First, we need to activate multiple buildpacks on our app, to run these commands you’ll need the Heroku toolbelt installed –

heroku config:add BUILDPACK_URL=https://github.com/ddollar/heroku-buildpack-multi.git -a YOUR_APP

Next, you need to create a .buildpacks file and into it you place the multiple buildpack URLS. In my case I was using pgbouncer and python –

https://github.com/gregburek/heroku-buildpack-pgbouncer.git#v0.3.0
https://github.com/heroku/heroku-buildpack-python

Finally, update your Procfile to put the pgbouncer binary call before your other stuff like this –

web: bin/start-pgbouncer-stunnel newrelic-admin run-program python ...
worker: bin/start-pgbouncer-stunnel  newrelic-admin run-program celery ....

When I deployed this to staging it went so smoothly, I doubted that it had even taken place. I was wrong, it was in and working. It’s not much, but here is a screenshot of log2viz simulation of about 7.6K RPM at a constant load of 500-600 connections per second.
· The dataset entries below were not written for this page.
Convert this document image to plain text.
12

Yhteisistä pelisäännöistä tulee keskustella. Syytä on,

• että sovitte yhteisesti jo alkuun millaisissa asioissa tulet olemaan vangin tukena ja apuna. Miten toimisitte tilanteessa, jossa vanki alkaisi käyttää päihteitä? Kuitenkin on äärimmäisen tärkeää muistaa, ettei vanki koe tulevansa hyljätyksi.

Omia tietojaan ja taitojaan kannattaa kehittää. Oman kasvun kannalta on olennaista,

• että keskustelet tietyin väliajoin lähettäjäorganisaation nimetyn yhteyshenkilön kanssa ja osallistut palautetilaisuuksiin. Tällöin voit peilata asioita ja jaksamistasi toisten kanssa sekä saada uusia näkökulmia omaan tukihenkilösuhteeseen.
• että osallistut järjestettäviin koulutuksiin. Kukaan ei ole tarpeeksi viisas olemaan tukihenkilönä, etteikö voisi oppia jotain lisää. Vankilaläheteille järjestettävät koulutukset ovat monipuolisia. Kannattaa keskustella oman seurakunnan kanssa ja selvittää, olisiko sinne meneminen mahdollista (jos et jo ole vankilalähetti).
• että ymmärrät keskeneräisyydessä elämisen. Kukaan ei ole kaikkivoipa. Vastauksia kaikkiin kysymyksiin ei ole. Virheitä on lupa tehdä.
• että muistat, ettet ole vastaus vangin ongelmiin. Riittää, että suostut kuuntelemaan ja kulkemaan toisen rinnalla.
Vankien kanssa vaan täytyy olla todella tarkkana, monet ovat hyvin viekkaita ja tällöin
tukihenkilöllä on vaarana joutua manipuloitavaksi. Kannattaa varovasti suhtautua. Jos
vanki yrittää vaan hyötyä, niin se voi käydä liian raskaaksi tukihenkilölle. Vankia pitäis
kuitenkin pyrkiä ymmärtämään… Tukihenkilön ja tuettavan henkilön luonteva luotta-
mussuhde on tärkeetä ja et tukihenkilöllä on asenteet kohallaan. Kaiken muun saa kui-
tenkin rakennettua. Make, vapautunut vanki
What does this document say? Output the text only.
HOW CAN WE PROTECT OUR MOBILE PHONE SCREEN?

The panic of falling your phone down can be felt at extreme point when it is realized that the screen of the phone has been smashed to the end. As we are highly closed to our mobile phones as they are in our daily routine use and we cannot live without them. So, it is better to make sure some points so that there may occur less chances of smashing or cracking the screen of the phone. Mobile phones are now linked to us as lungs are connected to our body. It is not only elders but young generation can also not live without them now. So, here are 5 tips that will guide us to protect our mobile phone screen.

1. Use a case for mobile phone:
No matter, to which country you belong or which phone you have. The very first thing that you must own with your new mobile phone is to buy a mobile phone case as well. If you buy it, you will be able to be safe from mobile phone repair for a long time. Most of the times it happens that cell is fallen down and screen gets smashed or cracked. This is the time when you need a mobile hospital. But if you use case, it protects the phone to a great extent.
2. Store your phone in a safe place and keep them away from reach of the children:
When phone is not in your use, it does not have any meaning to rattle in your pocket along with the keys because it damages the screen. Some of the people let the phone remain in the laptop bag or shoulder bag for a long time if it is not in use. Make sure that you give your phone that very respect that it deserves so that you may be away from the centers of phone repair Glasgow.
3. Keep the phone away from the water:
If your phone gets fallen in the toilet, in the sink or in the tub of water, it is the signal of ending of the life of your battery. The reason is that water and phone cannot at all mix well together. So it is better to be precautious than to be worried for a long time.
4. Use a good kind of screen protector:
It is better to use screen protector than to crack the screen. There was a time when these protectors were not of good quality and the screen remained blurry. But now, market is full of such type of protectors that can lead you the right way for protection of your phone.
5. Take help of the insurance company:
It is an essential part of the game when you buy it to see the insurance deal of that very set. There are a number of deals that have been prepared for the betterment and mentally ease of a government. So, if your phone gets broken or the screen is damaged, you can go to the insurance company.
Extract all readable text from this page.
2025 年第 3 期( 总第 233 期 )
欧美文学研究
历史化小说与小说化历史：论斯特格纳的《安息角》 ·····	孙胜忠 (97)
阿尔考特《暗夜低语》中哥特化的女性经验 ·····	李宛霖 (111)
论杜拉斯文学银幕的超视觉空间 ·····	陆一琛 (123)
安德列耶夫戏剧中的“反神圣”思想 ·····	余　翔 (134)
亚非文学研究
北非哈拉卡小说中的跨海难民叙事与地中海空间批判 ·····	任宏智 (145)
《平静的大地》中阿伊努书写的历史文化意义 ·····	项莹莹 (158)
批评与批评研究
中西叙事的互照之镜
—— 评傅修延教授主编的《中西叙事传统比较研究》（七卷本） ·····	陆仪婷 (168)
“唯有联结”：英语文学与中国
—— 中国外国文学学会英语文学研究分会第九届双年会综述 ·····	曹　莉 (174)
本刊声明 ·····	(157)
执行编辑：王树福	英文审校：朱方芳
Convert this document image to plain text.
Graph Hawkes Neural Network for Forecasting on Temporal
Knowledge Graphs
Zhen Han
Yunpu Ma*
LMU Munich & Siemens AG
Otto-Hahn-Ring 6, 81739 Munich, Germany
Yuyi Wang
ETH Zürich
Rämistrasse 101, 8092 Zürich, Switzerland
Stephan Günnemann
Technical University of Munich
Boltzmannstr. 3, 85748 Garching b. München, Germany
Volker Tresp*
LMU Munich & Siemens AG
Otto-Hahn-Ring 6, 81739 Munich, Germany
It was on a stack that was in comparison pitiful compared to a production stack that was getting going down at about 2.2K RPM.

Yes, the the results for median and 95th percentile in the above are gruesome, and would never be tolerated in production, but pushing two 1x dynos like this with only a few lines of code; well, It really was an easy, easy win.

Deploying to production was a breeze. I even through in a quick load test that help up 5K RPM and it didn’t even make the app blink –

I know there is more to these kinds of metrics than just a hard number of requests per minute; indeed the quality of a response (time, perception of snappiness etc etc) is just as important as quantity. But it’s great to know that you faced a challenge, felt totally and utterly destroyed by it, picked yourself back up and moved on. It’s also great to understand and know that this is how you learn and that sometimes, learning can be a horrible, hard, cold experience.

Just remember that in face of adversity, the only thing you can really control is your reaction to the situation.

But 5K RPM because reasons. K THX BYE.